Yine mevsimsellikten arındırılmış olarak sonraki çeyrek aylık yüzde 2.5, son çeyrek ise aylık yüzde 1.5 civarında artış tahmin edilmişti.       

Dolayısıyla marttan itibaren bu oranların gerçekleşmesi durumunda “mevsimsellikten arındırılmış yıllık enflasyon” yüzde 41’i aşıyor.

Arındırılan da yüksek

Enflasyonda mevsimsellikten arındırma konusu biraz karışık. Bu konuda TÜİK’in bir çalışması yok. Belli ki Merkez Bankası bu amaçla bir çalışma yapıyor ama bunun sonuçlarını kendi bünyesinde tutuyor.          

Acaba mevsimsellikten arındırılmamış halde ocak ve şubat aylarında yüzde 6.70 ve yüzde 4.53 olarak gerçekleşen oranlar, mevsimsellikten arındırıldığında kaça iniyor, kayda değer bir gerileme var mı?           

Dediğim gibi Merkez Bankası’nın bu konudaki hesaplamasını bilmiyoruz; ama bazı çalışmalar gösteriyor ki mevsimsellikten arındırılmış oranlar da oldukça yüksek. Bazı hesaplamalarda ocak için yüzde 5, şubat için yüzde 4 dolayında oranlara ulaşıldığını görüyoruz.         

Vatandaşın baktığı başka!    

Merkez Bankası kendi hesabını teknik detayda istediği gibi yapıp elbette "Mevsimsellikten arındırdım şu oldu" diyebilir. Zaten arındırılmayan oranları TÜİK açıklıyor ve biliyoruz. Ama duyulmak, görülmek ve daha da ötesi yaşanmak istenen oranlar aylık yüzde 5’e yakın artış değil artık.       

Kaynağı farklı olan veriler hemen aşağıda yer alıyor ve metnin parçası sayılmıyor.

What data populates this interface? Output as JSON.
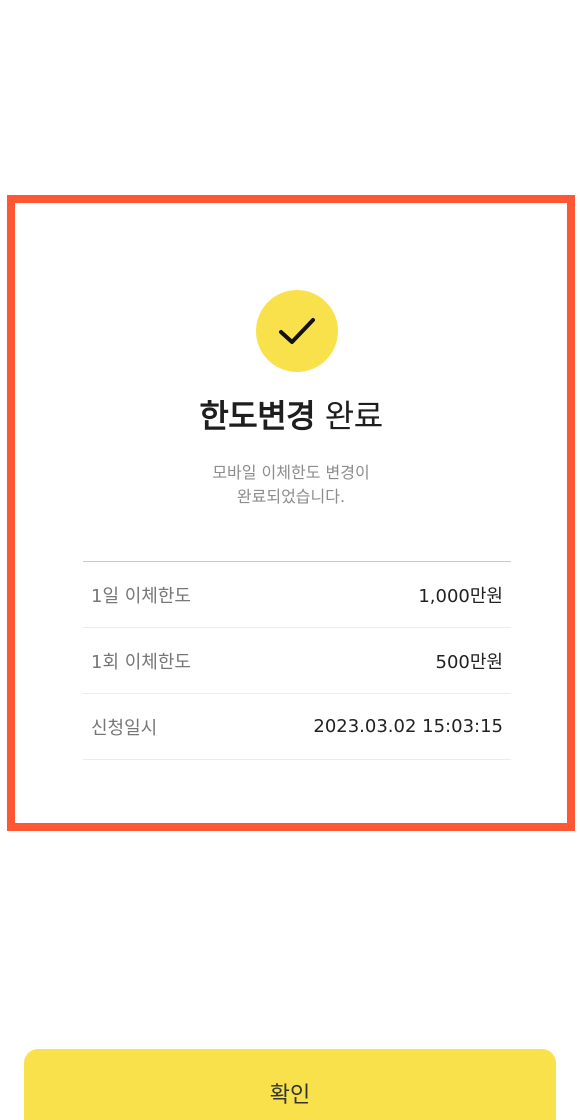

Felaket durumdaki(!) Batı’nın bir yılda gördüğü enflasyonu bir ayda yaşamak durumunda kal, sonra da “Mevsimsellikten arındırsak da mı hesaplasak, arındırmasak da mı hesaplasak” diye oyalan dur!

Geldiğimiz duruma bakın! Yılın kalan on ayında aylık yüzde 2 artışta kalabilirsek yılı yüzde 36’da kapatabileceğiz ve bu oranı da “Tahminimiz tuttu” diye adeta davulla zurnayla kutlayacağız. 36’nın olacağı da yok ya, varsayalım oldu, bunu kutlayacağız.

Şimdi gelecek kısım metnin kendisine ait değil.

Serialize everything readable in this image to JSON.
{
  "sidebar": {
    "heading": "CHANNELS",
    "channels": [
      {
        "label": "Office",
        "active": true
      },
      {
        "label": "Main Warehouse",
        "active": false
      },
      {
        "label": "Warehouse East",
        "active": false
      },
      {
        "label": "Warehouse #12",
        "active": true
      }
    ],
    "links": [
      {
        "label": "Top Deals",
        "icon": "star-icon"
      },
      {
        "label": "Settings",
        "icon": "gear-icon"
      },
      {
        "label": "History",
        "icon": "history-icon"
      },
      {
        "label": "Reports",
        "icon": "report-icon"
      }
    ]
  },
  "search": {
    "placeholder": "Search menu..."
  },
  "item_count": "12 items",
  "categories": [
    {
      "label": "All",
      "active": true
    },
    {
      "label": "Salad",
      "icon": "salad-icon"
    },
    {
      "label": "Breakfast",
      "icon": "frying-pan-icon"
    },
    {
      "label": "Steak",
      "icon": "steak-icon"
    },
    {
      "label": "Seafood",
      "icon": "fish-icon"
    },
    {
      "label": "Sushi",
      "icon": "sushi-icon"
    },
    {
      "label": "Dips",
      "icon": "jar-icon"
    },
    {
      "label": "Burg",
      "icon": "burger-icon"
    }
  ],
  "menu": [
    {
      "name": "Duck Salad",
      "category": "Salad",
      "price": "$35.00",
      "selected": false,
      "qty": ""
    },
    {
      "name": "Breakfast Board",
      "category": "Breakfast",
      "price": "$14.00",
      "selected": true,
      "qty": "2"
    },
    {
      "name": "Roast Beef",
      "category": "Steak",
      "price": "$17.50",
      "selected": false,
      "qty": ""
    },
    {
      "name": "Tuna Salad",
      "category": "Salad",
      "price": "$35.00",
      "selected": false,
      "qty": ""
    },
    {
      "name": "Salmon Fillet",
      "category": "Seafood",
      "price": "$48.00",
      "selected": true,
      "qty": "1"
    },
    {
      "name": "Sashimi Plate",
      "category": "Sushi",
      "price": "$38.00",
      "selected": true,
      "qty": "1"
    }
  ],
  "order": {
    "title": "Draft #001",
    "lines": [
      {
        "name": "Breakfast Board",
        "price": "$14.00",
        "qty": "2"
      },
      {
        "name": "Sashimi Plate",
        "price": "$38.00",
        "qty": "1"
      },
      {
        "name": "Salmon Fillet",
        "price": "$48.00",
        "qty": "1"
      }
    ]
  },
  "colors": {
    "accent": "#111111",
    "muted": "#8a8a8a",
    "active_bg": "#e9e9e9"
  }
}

40-45 arasına razı olalım       

Merkez Bankası mevsimsellikten arındırılmış şekilde aylık oranları hangi düzeyde tahmin ettiğini açıkladı ve bu oranlara göre zaten yüzde 41’e ulaşılıyor.          

Peki arındırılmayan oranlar, onlar daha yüksek. İşte ilk iki ay ortada. Dolayısıyla vatandaş için önemli olan arındırılmamış oranlar; yani yaşadığı oranlar.        

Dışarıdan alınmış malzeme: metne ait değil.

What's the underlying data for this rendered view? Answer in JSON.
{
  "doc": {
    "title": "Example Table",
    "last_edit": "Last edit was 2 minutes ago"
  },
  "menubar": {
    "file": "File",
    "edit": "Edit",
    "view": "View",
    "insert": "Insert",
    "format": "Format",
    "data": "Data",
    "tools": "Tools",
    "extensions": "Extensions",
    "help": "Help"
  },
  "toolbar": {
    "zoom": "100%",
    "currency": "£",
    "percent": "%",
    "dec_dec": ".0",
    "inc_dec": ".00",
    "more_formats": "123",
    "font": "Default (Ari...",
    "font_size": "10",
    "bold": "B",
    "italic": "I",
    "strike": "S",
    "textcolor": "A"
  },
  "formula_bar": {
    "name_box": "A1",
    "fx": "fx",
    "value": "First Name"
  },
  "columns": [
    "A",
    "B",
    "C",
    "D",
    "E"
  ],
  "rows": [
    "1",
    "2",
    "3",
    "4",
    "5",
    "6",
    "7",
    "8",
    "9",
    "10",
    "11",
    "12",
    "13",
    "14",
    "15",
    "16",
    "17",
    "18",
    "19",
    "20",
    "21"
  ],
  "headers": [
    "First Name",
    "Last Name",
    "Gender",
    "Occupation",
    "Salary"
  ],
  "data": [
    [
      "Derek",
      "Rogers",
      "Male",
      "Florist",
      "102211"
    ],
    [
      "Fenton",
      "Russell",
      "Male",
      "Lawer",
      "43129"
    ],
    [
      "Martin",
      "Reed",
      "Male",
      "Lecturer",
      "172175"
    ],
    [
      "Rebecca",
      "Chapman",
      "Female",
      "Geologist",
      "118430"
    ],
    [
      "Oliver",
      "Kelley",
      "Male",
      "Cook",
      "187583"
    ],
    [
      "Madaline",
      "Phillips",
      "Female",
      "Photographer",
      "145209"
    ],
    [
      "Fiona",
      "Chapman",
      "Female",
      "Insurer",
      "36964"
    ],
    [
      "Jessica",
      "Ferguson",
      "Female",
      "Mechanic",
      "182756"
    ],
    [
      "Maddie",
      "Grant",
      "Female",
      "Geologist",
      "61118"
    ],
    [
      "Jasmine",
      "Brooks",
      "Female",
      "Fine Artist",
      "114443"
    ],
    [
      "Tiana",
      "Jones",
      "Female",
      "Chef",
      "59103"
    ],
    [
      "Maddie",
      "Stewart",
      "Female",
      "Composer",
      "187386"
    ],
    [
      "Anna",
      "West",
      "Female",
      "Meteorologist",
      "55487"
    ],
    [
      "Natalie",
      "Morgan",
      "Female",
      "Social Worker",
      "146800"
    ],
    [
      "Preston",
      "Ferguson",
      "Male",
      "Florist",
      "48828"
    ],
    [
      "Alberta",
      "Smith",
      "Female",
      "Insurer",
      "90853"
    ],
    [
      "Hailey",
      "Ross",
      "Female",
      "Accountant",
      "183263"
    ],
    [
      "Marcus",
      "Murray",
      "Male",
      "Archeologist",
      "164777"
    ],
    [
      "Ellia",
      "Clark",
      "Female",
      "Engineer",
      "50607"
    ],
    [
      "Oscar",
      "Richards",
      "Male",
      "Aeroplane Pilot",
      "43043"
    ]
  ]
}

Merkez Bankası arındırılmış oranlara bakacak tabii ki ve kendi performansını ölçecek.      

Ama yıl bittiğinde “Mevsim etkisiyle şöyle oldu, böyle oldu” bahanesine kimse sığınamayacak. Herkes sonuca bakacak.        

Sonuç ne mi olacak; işte görünen köy kılavuz istemiyor. Merkez Bankası bile, evet Merkez Bankası bile daha şimdiden yüzde 41-42’ye çoktan razı. Hem zaten yıl sonu tahmini olan yüzde 36 korunurken üst sınır yüzde 42.         

Zoru hedefleyip ona göre çaba göstermek iyi de, biraz gerçekçi olmakta da yarar var.         

Merkez Bankası’nın 9 Mayıs’ta açıklanacak yılın ikinci enflasyon raporunda yıl sonu enflasyon tahmininin yukarı çekilmesi hiç şaşırtıcı olmayacak. O tarihte ilk dört ayın enflasyon oranı belli olacak ve çok muhtemeldir ki dört ayın toplam artışı yüzde 19-20’yi bulacak. O durumda da yüzde 36 için yüzde 13'lük bir marj kalacak. Herhalde yılın kalan sekiz ayı için yüzde 13’lük bir varsayımda ısrar edilmeyecektir.